No puede obviarse respecto de Vicente que fue suspendido precisamente por Eusebio cuando llegaba al centro de la Chatarreria y cuando se percató de su presencia se dio a la fuga. Este extremo no solamente lo pone de relieve Eusebio sino también el testigo Evaristo , que era quien iba en dicho vehículo con el acusado y que según se describe en la Sentencia corroboró que se marchó del lugar porque Vicente le dijo que se fuesen que el material que transportaba en el coche era robado, describiendo además dicho testigo que el citado material fue cargado en el coche tanto por Vicente como por el padre de este, Serafin , quien como ya hemos dicho , reconoció la sustracción.

Por ultimo , la convicción de la juez ad quo se funda también en el testimonio de Evaristo quien en el acto del plenario tras manifestar que había sido amenazado por Rosendo ratifico lo que se declaró en Comisaria, siendo ésta la declaración según obra al folio 105 ,que también estaban sustrayendo de la barcaza material Rosendo y el otro acusado , Raúl , respecto a los cuales también se subraya en la Sentencia no solo que utilizaron el mismo vehículo que Serafin el matricula ....NKH , sino que, las ventas se producen igualmente en las mismas fechas , durante Agosto y Septiembre de 2013.
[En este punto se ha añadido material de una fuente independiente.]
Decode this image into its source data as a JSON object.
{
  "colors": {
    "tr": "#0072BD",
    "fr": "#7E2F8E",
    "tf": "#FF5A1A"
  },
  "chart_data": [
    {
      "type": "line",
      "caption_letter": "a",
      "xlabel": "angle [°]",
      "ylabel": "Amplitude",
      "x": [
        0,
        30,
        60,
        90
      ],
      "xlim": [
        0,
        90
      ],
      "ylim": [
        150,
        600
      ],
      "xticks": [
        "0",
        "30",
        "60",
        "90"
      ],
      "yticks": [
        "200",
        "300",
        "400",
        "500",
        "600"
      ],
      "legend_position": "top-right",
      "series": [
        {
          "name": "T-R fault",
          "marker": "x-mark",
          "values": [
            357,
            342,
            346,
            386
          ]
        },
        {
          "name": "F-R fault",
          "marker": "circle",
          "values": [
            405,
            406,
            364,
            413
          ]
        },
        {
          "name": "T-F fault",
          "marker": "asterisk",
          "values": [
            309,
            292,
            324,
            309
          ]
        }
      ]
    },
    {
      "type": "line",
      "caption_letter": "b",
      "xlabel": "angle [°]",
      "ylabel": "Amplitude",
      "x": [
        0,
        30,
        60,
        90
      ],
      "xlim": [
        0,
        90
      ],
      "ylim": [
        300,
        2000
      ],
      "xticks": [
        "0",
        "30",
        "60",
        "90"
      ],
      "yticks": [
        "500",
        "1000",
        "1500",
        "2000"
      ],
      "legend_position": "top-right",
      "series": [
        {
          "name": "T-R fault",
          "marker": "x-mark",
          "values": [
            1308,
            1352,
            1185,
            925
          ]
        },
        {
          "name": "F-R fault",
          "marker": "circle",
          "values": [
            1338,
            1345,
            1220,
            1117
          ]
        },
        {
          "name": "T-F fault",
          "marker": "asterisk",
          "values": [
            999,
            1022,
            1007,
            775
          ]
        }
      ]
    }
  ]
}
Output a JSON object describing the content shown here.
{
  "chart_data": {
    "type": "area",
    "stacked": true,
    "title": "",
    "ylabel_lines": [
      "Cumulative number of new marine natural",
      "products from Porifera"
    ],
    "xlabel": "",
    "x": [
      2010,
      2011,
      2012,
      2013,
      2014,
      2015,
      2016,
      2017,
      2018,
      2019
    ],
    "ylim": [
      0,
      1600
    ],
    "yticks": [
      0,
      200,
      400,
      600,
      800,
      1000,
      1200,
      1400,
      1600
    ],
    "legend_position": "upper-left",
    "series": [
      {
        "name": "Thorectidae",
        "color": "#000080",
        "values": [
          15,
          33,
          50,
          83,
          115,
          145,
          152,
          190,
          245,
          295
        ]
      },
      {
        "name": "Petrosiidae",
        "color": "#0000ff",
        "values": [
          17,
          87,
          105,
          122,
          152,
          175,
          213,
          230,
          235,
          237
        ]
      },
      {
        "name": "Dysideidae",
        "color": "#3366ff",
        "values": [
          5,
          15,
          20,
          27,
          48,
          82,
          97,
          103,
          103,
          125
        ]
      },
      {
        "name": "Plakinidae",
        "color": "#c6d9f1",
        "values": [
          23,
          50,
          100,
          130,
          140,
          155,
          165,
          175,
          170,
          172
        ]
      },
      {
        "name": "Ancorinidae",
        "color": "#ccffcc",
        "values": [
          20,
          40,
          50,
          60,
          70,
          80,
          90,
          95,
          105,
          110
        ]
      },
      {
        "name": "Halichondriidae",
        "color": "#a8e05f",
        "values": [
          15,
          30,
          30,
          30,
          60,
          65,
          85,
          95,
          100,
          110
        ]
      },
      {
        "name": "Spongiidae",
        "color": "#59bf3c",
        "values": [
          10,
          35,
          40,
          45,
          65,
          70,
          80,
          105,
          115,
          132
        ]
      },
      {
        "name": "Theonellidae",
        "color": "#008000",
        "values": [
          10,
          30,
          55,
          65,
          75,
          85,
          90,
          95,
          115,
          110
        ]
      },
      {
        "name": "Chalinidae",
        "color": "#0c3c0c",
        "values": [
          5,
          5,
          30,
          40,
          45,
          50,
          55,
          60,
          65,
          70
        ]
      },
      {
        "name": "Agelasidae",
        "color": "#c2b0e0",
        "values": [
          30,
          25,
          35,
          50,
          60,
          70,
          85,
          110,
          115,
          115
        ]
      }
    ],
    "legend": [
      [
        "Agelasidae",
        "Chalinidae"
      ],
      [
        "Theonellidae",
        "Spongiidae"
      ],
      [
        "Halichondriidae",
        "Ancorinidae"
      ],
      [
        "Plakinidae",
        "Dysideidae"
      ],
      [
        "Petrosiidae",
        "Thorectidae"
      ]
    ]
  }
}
Finalmente , y en relación con el delito de hurto, una vez que consta suficientemente acreditada la preexistencia de los objetos objetos de la sustracción , que da igualmente acreditado que, el material sustraido eran 30.000 kilos.como declaro Eusebio ; queda igualmente acreditado conforme al dictamen pericial valorado por la juzgadora conforme a las aclaraciones realizadas por el perito en el plenario, que el valor de lo sustraído alcanza los 18.000Euros, que deben ser satisfechos conforme a los artículos 109 y 110 C.P . al obtenerse del testimonio de Eusebio que se trataba de piezas ya inservibles las que se vendieron en la chatarrería por haber sido cortadas.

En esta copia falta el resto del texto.